Students have remained compliant to this and accepted each test, adhering to the Community Covenant signed before the resumption of classes.
Baas has been impressed, but not surprised, at the unity shown by students throughout the beginning of the school year. She believes that a love for one’s neighbor has motivated the general adherence to these guidelines.
“The bottom line is we are proud of our students,” said Robert Taylor, co-leader of the COVID-19 task force. “It is thanks to all of you that it is different here.”
Still, the possibility exists for asymptomatic and unidentified cases on campus, especially given that Dordt has adhered to CDC guidelines initially discouraging the testing of asymptomatic individuals. The testing of large bodies of students (most notably sports teams) was halted due to this advice.
As of last week, however, the CDC has walked back these protocols to now advise the testing of anyone in close contact to a positive test. Since then, students who “feel they have a compelling reason” to be tested may contact Student Health through the symptom tracker.
Once COVID-19 positive or contact traced, students face a complicated path on their return to campus from isolation or quarantine.
“Isolation is for those that are ill or infectious. And they will remain in isolation for at least 10 days. They cannot return to the Dordt community while experiencing symptoms,” Baas said.
On the other hand, quarantine is for those who are contact-traced, and they must remain in quarantine for at least 14 days from the date of contact with the positive individual. A negative test, however, is not required for either a contact-traced or positive-tested student to resume in-person classes and activities. At this time, Dordt does not recommend COVID-19 tests for contact-traced students unless they experience symptoms during the 14-day quarantine, despite CDC guidelines.
Diane Hurst, a sophomore journalism major, was placed into quarantine after being contact traced, yet she was allowed to attend classes on campus for another day before officially entering quarantine.
…“I wasn’t experiencing symptoms, so I bought an antibodies test,” Hurst said. “Dordt told me that if I tested positive for anti-bodies, I could re-enter campus.”
Upon testing positive for anti-bodies, however, Diane was not allowed to return to campus because of a change in CDC guidelines the day before. Because of this, she would have needed a positive COVID-19 test as well as a positive anti-bodies test in order to return.
Hurst quarantined on August 24th and was told she could not return to campus until September 11th. Then she was told the 10th, and then the 9th, most of the communication coming from phone calls from different individuals. Eventually, she was allowed to attend classes on September 7th, a four-day change from the original date.
“It’s honestly not Dordt’s fault. I know the rules are constantly changing, but I just wish there was more consistency for students knowing when they should come and go,” Hurst said.
Some parts of her experienced fared better.

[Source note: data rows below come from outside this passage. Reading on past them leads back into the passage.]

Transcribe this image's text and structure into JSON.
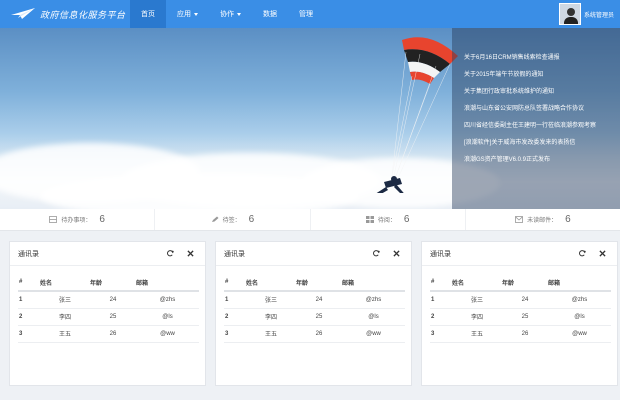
{
  "header": {
    "logo_text": "政府信息化服务平台",
    "nav": [
      {
        "label": "首页",
        "active": true,
        "dropdown": false
      },
      {
        "label": "应用",
        "active": false,
        "dropdown": true
      },
      {
        "label": "协作",
        "active": false,
        "dropdown": true
      },
      {
        "label": "数据",
        "active": false,
        "dropdown": false
      },
      {
        "label": "管理",
        "active": false,
        "dropdown": false
      }
    ],
    "user_name": "系统管理员"
  },
  "news": [
    "关于6月16日CRM销售线索检查通报",
    "关于2015年端午节放假的通知",
    "关于集团行政审批系统维护的通知",
    "浪潮与山东省公安网防总队签署战略合作协议",
    "四川省经信委副主任王建明一行莅临浪潮参观考察",
    "[浪潮软件]关于威海市发改委发来的表扬信",
    "浪潮GS资产管理V6.0.9正式发布"
  ],
  "stats": [
    {
      "icon": "inbox-icon",
      "label": "待办事项：",
      "value": "6"
    },
    {
      "icon": "pencil-icon",
      "label": "待签：",
      "value": "6"
    },
    {
      "icon": "grid-icon",
      "label": "待阅：",
      "value": "6"
    },
    {
      "icon": "mail-icon",
      "label": "未读邮件：",
      "value": "6"
    }
  ],
  "cards": [
    {
      "title": "通讯录",
      "columns": [
        "#",
        "姓名",
        "年龄",
        "邮箱"
      ],
      "rows": [
        [
          "1",
          "张三",
          "24",
          "@zhs"
        ],
        [
          "2",
          "李四",
          "25",
          "@ls"
        ],
        [
          "3",
          "王五",
          "26",
          "@ww"
        ]
      ]
    },
    {
      "title": "通讯录",
      "columns": [
        "#",
        "姓名",
        "年龄",
        "邮箱"
      ],
      "rows": [
        [
          "1",
          "张三",
          "24",
          "@zhs"
        ],
        [
          "2",
          "李四",
          "25",
          "@ls"
        ],
        [
          "3",
          "王五",
          "26",
          "@ww"
        ]
      ]
    },
    {
      "title": "通讯录",
      "columns": [
        "#",
        "姓名",
        "年龄",
        "邮箱"
      ],
      "rows": [
        [
          "1",
          "张三",
          "24",
          "@zhs"
        ],
        [
          "2",
          "李四",
          "25",
          "@ls"
        ],
        [
          "3",
          "王五",
          "26",
          "@ww"
        ]
      ]
    }
  ],
  "colors": {
    "header_bg": "#3a8ee6",
    "nav_active": "#2a79cf",
    "page_bg": "#eef1f5"
  }
}
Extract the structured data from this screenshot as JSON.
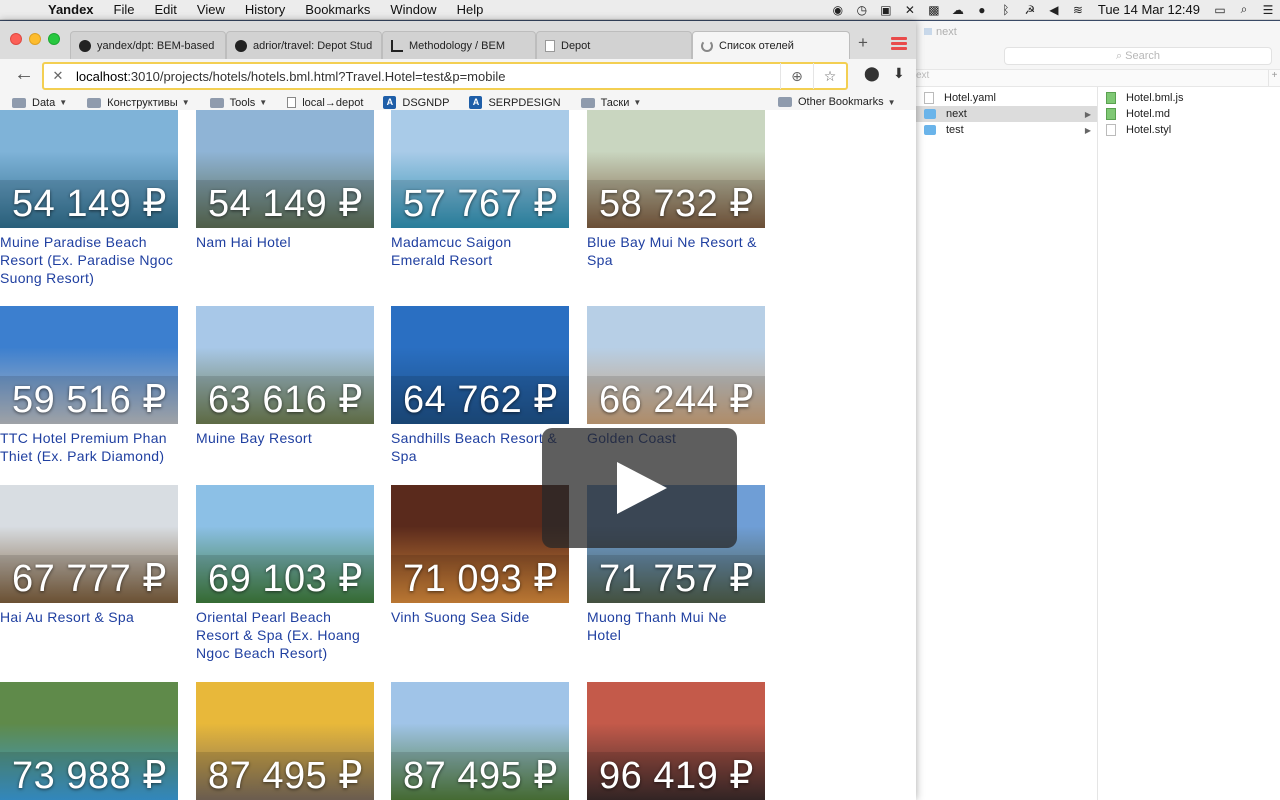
{
  "menubar": {
    "app": "Yandex",
    "items": [
      "File",
      "Edit",
      "View",
      "History",
      "Bookmarks",
      "Window",
      "Help"
    ],
    "clock": "Tue 14 Mar  12:49"
  },
  "browser": {
    "tabs": [
      {
        "label": "yandex/dpt: BEM-based",
        "icon": "github-icon"
      },
      {
        "label": "adrior/travel: Depot Stud",
        "icon": "github-icon"
      },
      {
        "label": "Methodology / BEM",
        "icon": "bem-icon"
      },
      {
        "label": "Depot",
        "icon": "page-icon"
      },
      {
        "label": "Список отелей",
        "icon": "loading-icon"
      }
    ],
    "url_host": "localhost",
    "url_rest": ":3010/projects/hotels/hotels.bml.html?Travel.Hotel=test&p=mobile",
    "bookmarks": [
      {
        "label": "Data",
        "type": "folder",
        "menu": true
      },
      {
        "label": "Конструктивы",
        "type": "folder",
        "menu": true
      },
      {
        "label": "Tools",
        "type": "folder",
        "menu": true
      },
      {
        "label": "local→depot",
        "type": "page",
        "menu": false
      },
      {
        "label": "DSGNDP",
        "type": "app",
        "menu": false
      },
      {
        "label": "SERPDESIGN",
        "type": "app",
        "menu": false
      },
      {
        "label": "Таски",
        "type": "folder",
        "menu": true
      }
    ],
    "other_bookmarks": "Other Bookmarks"
  },
  "hotels": [
    {
      "name": "Muine Paradise Beach Resort (Ex. Paradise Ngoc Suong Resort)",
      "price": "54 149 ₽",
      "c1": "#7fb3d8",
      "c2": "#2f6d8c"
    },
    {
      "name": "Nam Hai Hotel",
      "price": "54 149 ₽",
      "c1": "#8fb4d6",
      "c2": "#5a6b52"
    },
    {
      "name": "Madamcuc Saigon Emerald Resort",
      "price": "57 767 ₽",
      "c1": "#a9cbe8",
      "c2": "#2e8fb0"
    },
    {
      "name": "Blue Bay Mui Ne Resort & Spa",
      "price": "58 732 ₽",
      "c1": "#c9d6c0",
      "c2": "#7a5a3e"
    },
    {
      "name": "TTC Hotel Premium Phan Thiet (Ex. Park Diamond)",
      "price": "59 516 ₽",
      "c1": "#3c7fcf",
      "c2": "#b5b9bf"
    },
    {
      "name": "Muine Bay Resort",
      "price": "63 616 ₽",
      "c1": "#a8c8e8",
      "c2": "#6b7a4e"
    },
    {
      "name": "Sandhills Beach Resort & Spa",
      "price": "64 762 ₽",
      "c1": "#2a6fc2",
      "c2": "#1d4f84"
    },
    {
      "name": "Golden Coast",
      "price": "66 244 ₽",
      "c1": "#b7cfe6",
      "c2": "#c7a078"
    },
    {
      "name": "Hai Au Resort & Spa",
      "price": "67 777 ₽",
      "c1": "#d8dde2",
      "c2": "#7a5c3a"
    },
    {
      "name": "Oriental Pearl Beach Resort & Spa (Ex. Hoang Ngoc Beach Resort)",
      "price": "69 103 ₽",
      "c1": "#8cc0e6",
      "c2": "#3d7a3a"
    },
    {
      "name": "Vinh Suong Sea Side",
      "price": "71 093 ₽",
      "c1": "#5a2a1c",
      "c2": "#d4883a"
    },
    {
      "name": "Muong Thanh Mui Ne Hotel",
      "price": "71 757 ₽",
      "c1": "#6f9ed6",
      "c2": "#4d5c48"
    },
    {
      "name": "",
      "price": "73 988 ₽",
      "c1": "#5f8a4a",
      "c2": "#3a9ad6"
    },
    {
      "name": "",
      "price": "87 495 ₽",
      "c1": "#e8b83a",
      "c2": "#7a6a5a"
    },
    {
      "name": "",
      "price": "87 495 ₽",
      "c1": "#a0c4e8",
      "c2": "#4f7a3a"
    },
    {
      "name": "",
      "price": "96 419 ₽",
      "c1": "#c45a4a",
      "c2": "#3a2a2a"
    }
  ],
  "finder": {
    "title": "next",
    "search_placeholder": "Search",
    "header": "ext",
    "col1": [
      {
        "label": "Hotel.yaml",
        "type": "doc",
        "selected": false,
        "arrow": false
      },
      {
        "label": "next",
        "type": "folder",
        "selected": true,
        "arrow": true
      },
      {
        "label": "test",
        "type": "folder",
        "selected": false,
        "arrow": true
      }
    ],
    "col2": [
      {
        "label": "Hotel.bml.js",
        "type": "green"
      },
      {
        "label": "Hotel.md",
        "type": "green"
      },
      {
        "label": "Hotel.styl",
        "type": "doc"
      }
    ]
  }
}
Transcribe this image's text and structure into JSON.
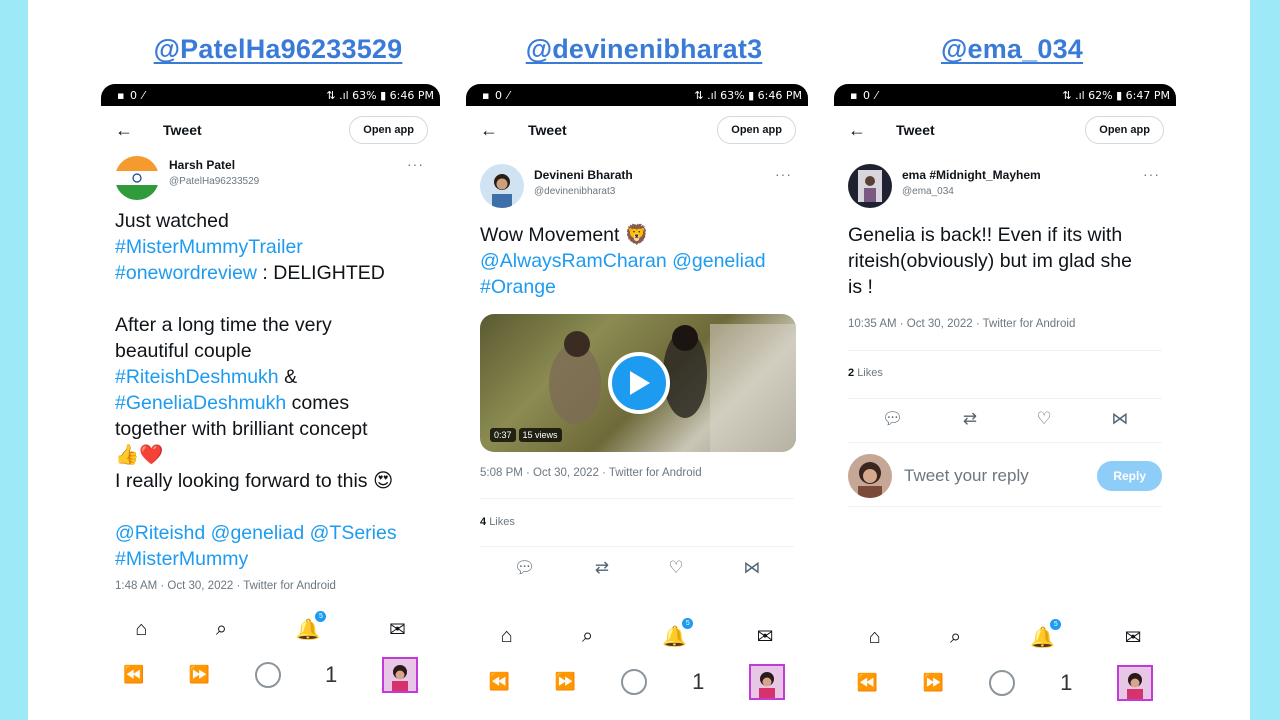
{
  "colors": {
    "frame": "#9ee9f7",
    "link": "#1d9bf0",
    "handle": "#3b7bd8"
  },
  "panels": [
    {
      "caption": "@PatelHa96233529",
      "status": {
        "left": "▪ 0 ⁄",
        "right": "⇅ .ıl 63% ▮ 6:46 PM"
      },
      "title": "Tweet",
      "open_app": "Open app",
      "author_name": "Harsh Patel",
      "author_handle": "@PatelHa96233529",
      "text_lines": [
        "Just watched"
      ],
      "text_tag1": "#MisterMummyTrailer",
      "text_tag2": "#onewordreview",
      "text_after_tag2": " : DELIGHTED",
      "p2_line1": "After a long time the very",
      "p2_line2": "beautiful couple",
      "p2_tag1": "#RiteishDeshmukh",
      "p2_amp": " &",
      "p2_tag2": "#GeneliaDeshmukh",
      "p2_after": " comes",
      "p2_line3": "together with brilliant concept",
      "p2_emoji": "👍❤️",
      "p2_line4": "I really looking forward to this 😍",
      "mentions": "@Riteishd @geneliad @TSeries",
      "final_tag": "#MisterMummy",
      "meta": "1:48 AM · Oct 30, 2022 · Twitter for Android",
      "tabs_count": "1",
      "notif_badge": "5"
    },
    {
      "caption": "@devinenibharat3",
      "status": {
        "left": "▪ 0 ⁄",
        "right": "⇅ .ıl 63% ▮ 6:46 PM"
      },
      "title": "Tweet",
      "open_app": "Open app",
      "author_name": "Devineni Bharath",
      "author_handle": "@devinenibharat3",
      "text_line1": "Wow Movement 🦁",
      "text_tags": "@AlwaysRamCharan @geneliad",
      "text_tag3": "#Orange",
      "video_time": "0:37",
      "video_views": "15 views",
      "meta": "5:08 PM · Oct 30, 2022 · Twitter for Android",
      "likes_count": "4",
      "likes_label": "Likes",
      "tabs_count": "1",
      "notif_badge": "5"
    },
    {
      "caption": "@ema_034",
      "status": {
        "left": "▪ 0 ⁄",
        "right": "⇅ .ıl 62% ▮ 6:47 PM"
      },
      "title": "Tweet",
      "open_app": "Open app",
      "author_name": "ema #Midnight_Mayhem",
      "author_handle": "@ema_034",
      "text_line1": "Genelia is back!! Even if its with",
      "text_line2": "riteish(obviously) but im glad she",
      "text_line3": "is !",
      "meta": "10:35 AM · Oct 30, 2022 · Twitter for Android",
      "likes_count": "2",
      "likes_label": "Likes",
      "reply_placeholder": "Tweet your reply",
      "reply_button": "Reply",
      "tabs_count": "1",
      "notif_badge": "5"
    }
  ]
}
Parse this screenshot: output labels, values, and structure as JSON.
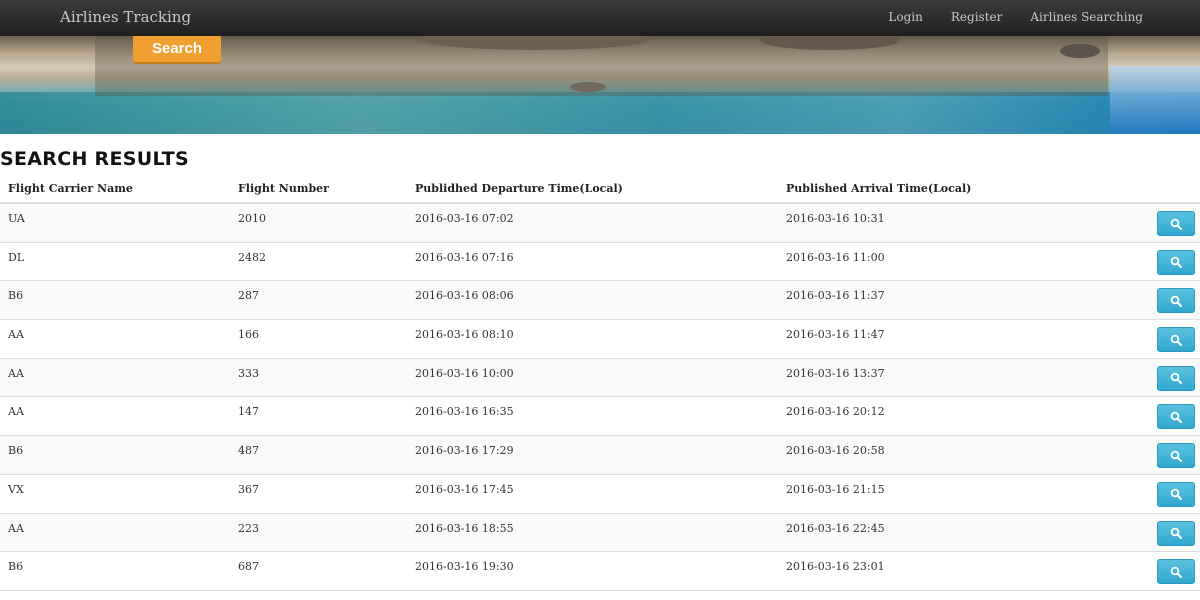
{
  "navbar": {
    "brand": "Airlines Tracking",
    "links": [
      "Login",
      "Register",
      "Airlines Searching"
    ]
  },
  "hero": {
    "search_label": "Search"
  },
  "results": {
    "title": "SEARCH RESULTS",
    "columns": [
      "Flight Carrier Name",
      "Flight Number",
      "Publidhed Departure Time(Local)",
      "Published Arrival Time(Local)"
    ],
    "rows": [
      {
        "carrier": "UA",
        "number": "2010",
        "departure": "2016-03-16 07:02",
        "arrival": "2016-03-16 10:31"
      },
      {
        "carrier": "DL",
        "number": "2482",
        "departure": "2016-03-16 07:16",
        "arrival": "2016-03-16 11:00"
      },
      {
        "carrier": "B6",
        "number": "287",
        "departure": "2016-03-16 08:06",
        "arrival": "2016-03-16 11:37"
      },
      {
        "carrier": "AA",
        "number": "166",
        "departure": "2016-03-16 08:10",
        "arrival": "2016-03-16 11:47"
      },
      {
        "carrier": "AA",
        "number": "333",
        "departure": "2016-03-16 10:00",
        "arrival": "2016-03-16 13:37"
      },
      {
        "carrier": "AA",
        "number": "147",
        "departure": "2016-03-16 16:35",
        "arrival": "2016-03-16 20:12"
      },
      {
        "carrier": "B6",
        "number": "487",
        "departure": "2016-03-16 17:29",
        "arrival": "2016-03-16 20:58"
      },
      {
        "carrier": "VX",
        "number": "367",
        "departure": "2016-03-16 17:45",
        "arrival": "2016-03-16 21:15"
      },
      {
        "carrier": "AA",
        "number": "223",
        "departure": "2016-03-16 18:55",
        "arrival": "2016-03-16 22:45"
      },
      {
        "carrier": "B6",
        "number": "687",
        "departure": "2016-03-16 19:30",
        "arrival": "2016-03-16 23:01"
      }
    ],
    "row_action_icon": "search-icon"
  },
  "colors": {
    "navbar": "#2b2b2b",
    "search_button": "#f0a030",
    "row_button": "#39b3d7"
  }
}
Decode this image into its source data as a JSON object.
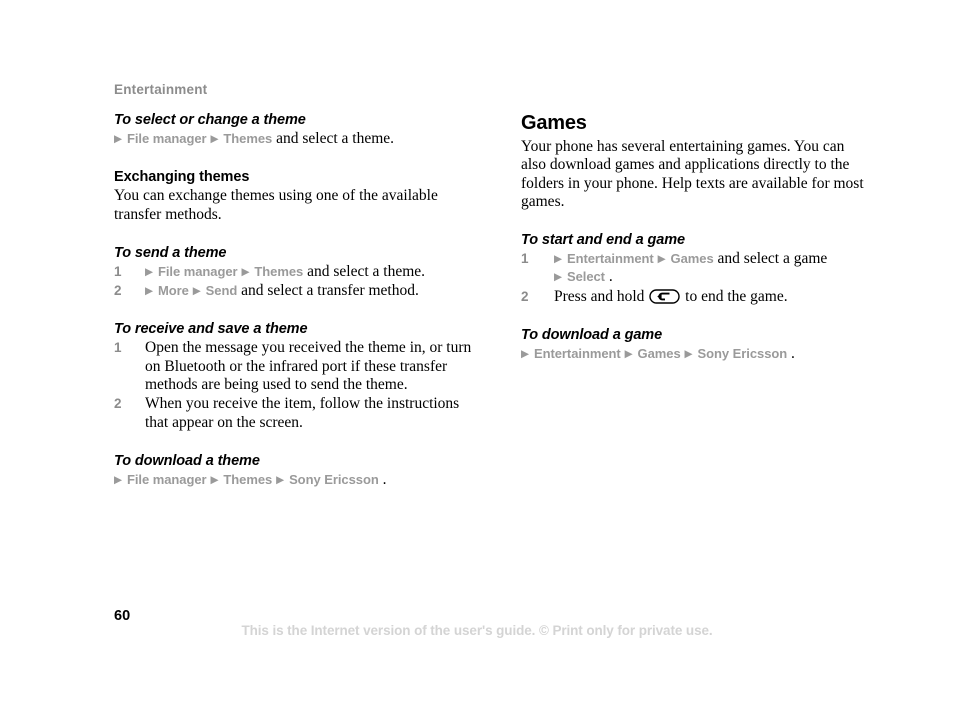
{
  "running_head": "Entertainment",
  "left_column": {
    "proc_select_theme": {
      "title": "To select or change a theme",
      "path": [
        {
          "type": "arrow",
          "text": "▶"
        },
        {
          "type": "menu",
          "text": "File manager"
        },
        {
          "type": "arrow",
          "text": "▶"
        },
        {
          "type": "menu",
          "text": "Themes"
        },
        {
          "type": "plain",
          "text": " and select a theme."
        }
      ]
    },
    "sub_exchanging": {
      "title": "Exchanging themes",
      "body": "You can exchange themes using one of the available transfer methods."
    },
    "proc_send_theme": {
      "title": "To send a theme",
      "steps": [
        {
          "num": "1",
          "parts": [
            {
              "type": "arrow",
              "text": "▶"
            },
            {
              "type": "menu",
              "text": "File manager"
            },
            {
              "type": "arrow",
              "text": "▶"
            },
            {
              "type": "menu",
              "text": "Themes"
            },
            {
              "type": "plain",
              "text": " and select a theme."
            }
          ]
        },
        {
          "num": "2",
          "parts": [
            {
              "type": "arrow",
              "text": "▶"
            },
            {
              "type": "menu",
              "text": "More"
            },
            {
              "type": "arrow",
              "text": "▶"
            },
            {
              "type": "menu",
              "text": "Send"
            },
            {
              "type": "plain",
              "text": " and select a transfer method."
            }
          ]
        }
      ]
    },
    "proc_receive_theme": {
      "title": "To receive and save a theme",
      "steps": [
        {
          "num": "1",
          "parts": [
            {
              "type": "plain",
              "text": "Open the message you received the theme in, or turn on Bluetooth or the infrared port if these transfer methods are being used to send the theme."
            }
          ]
        },
        {
          "num": "2",
          "parts": [
            {
              "type": "plain",
              "text": "When you receive the item, follow the instructions that appear on the screen."
            }
          ]
        }
      ]
    },
    "proc_download_theme": {
      "title": "To download a theme",
      "path": [
        {
          "type": "arrow",
          "text": "▶"
        },
        {
          "type": "menu",
          "text": "File manager"
        },
        {
          "type": "arrow",
          "text": "▶"
        },
        {
          "type": "menu",
          "text": "Themes"
        },
        {
          "type": "arrow",
          "text": "▶"
        },
        {
          "type": "menu",
          "text": "Sony Ericsson"
        },
        {
          "type": "plain",
          "text": "."
        }
      ]
    }
  },
  "right_column": {
    "section_games": {
      "title": "Games",
      "body": "Your phone has several entertaining games. You can also download games and applications directly to the folders in your phone. Help texts are available for most games."
    },
    "proc_start_end_game": {
      "title": "To start and end a game",
      "steps": [
        {
          "num": "1",
          "parts": [
            {
              "type": "arrow",
              "text": "▶"
            },
            {
              "type": "menu",
              "text": "Entertainment"
            },
            {
              "type": "arrow",
              "text": "▶"
            },
            {
              "type": "menu",
              "text": "Games"
            },
            {
              "type": "plain",
              "text": " and select a game"
            },
            {
              "type": "break"
            },
            {
              "type": "arrow",
              "text": "▶"
            },
            {
              "type": "menu",
              "text": "Select"
            },
            {
              "type": "plain",
              "text": "."
            }
          ]
        },
        {
          "num": "2",
          "parts": [
            {
              "type": "plain",
              "text": "Press and hold "
            },
            {
              "type": "backkey",
              "text": "back-key"
            },
            {
              "type": "plain",
              "text": " to end the game."
            }
          ]
        }
      ]
    },
    "proc_download_game": {
      "title": "To download a game",
      "path": [
        {
          "type": "arrow",
          "text": "▶"
        },
        {
          "type": "menu",
          "text": "Entertainment"
        },
        {
          "type": "arrow",
          "text": "▶"
        },
        {
          "type": "menu",
          "text": "Games"
        },
        {
          "type": "arrow",
          "text": "▶"
        },
        {
          "type": "menu",
          "text": "Sony Ericsson"
        },
        {
          "type": "plain",
          "text": "."
        }
      ]
    }
  },
  "footer": {
    "page_number": "60",
    "disclaimer": "This is the Internet version of the user's guide. © Print only for private use."
  },
  "colors": {
    "running_head": "#8c8c8c",
    "menu_text": "#9a9a9a",
    "step_number": "#8c8c8c",
    "body_text": "#000000",
    "disclaimer": "#d4d4d4",
    "page_background": "#ffffff"
  }
}
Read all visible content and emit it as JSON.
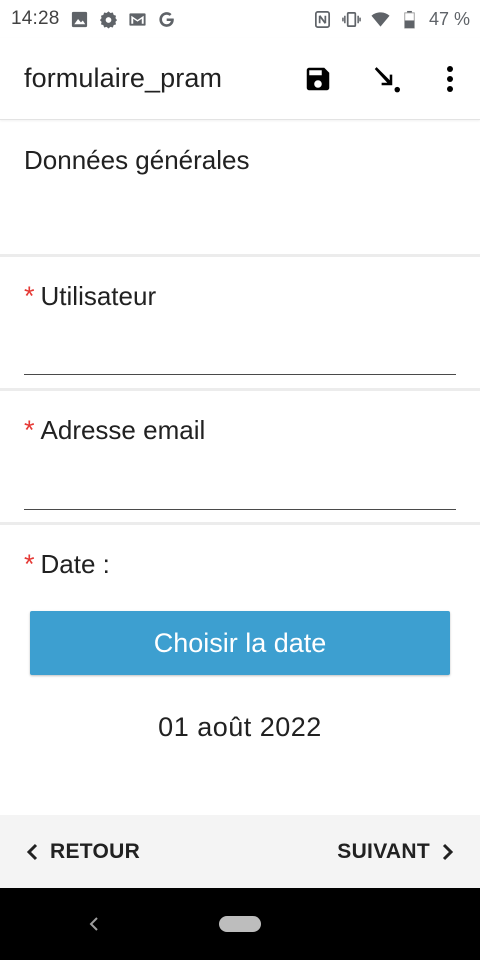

“People from campus ministry called and prayed for me,” Hurst said.
Stephen Marques, a junior business major, also found joy in Dordt’s response.
“Dordt did a phenomenal job of supporting me and helping me out,” Marques said. “Sure, they missed it in the communications at first with a couple odd meals, but they apologized for that and blessed me with tons of snacks.”
Nationwide, schools have struggled to place effective COVID-19 containment measures on their students and faculty. But the Dordt administration is putting trust in their students.
“Statistically it is hard to be completely accurate,” Robert Taylor, co-leader of the COVID-19 task force said. “We are all taxed. And we would like to be better, but we all have the same goal: to be here on December 12th.”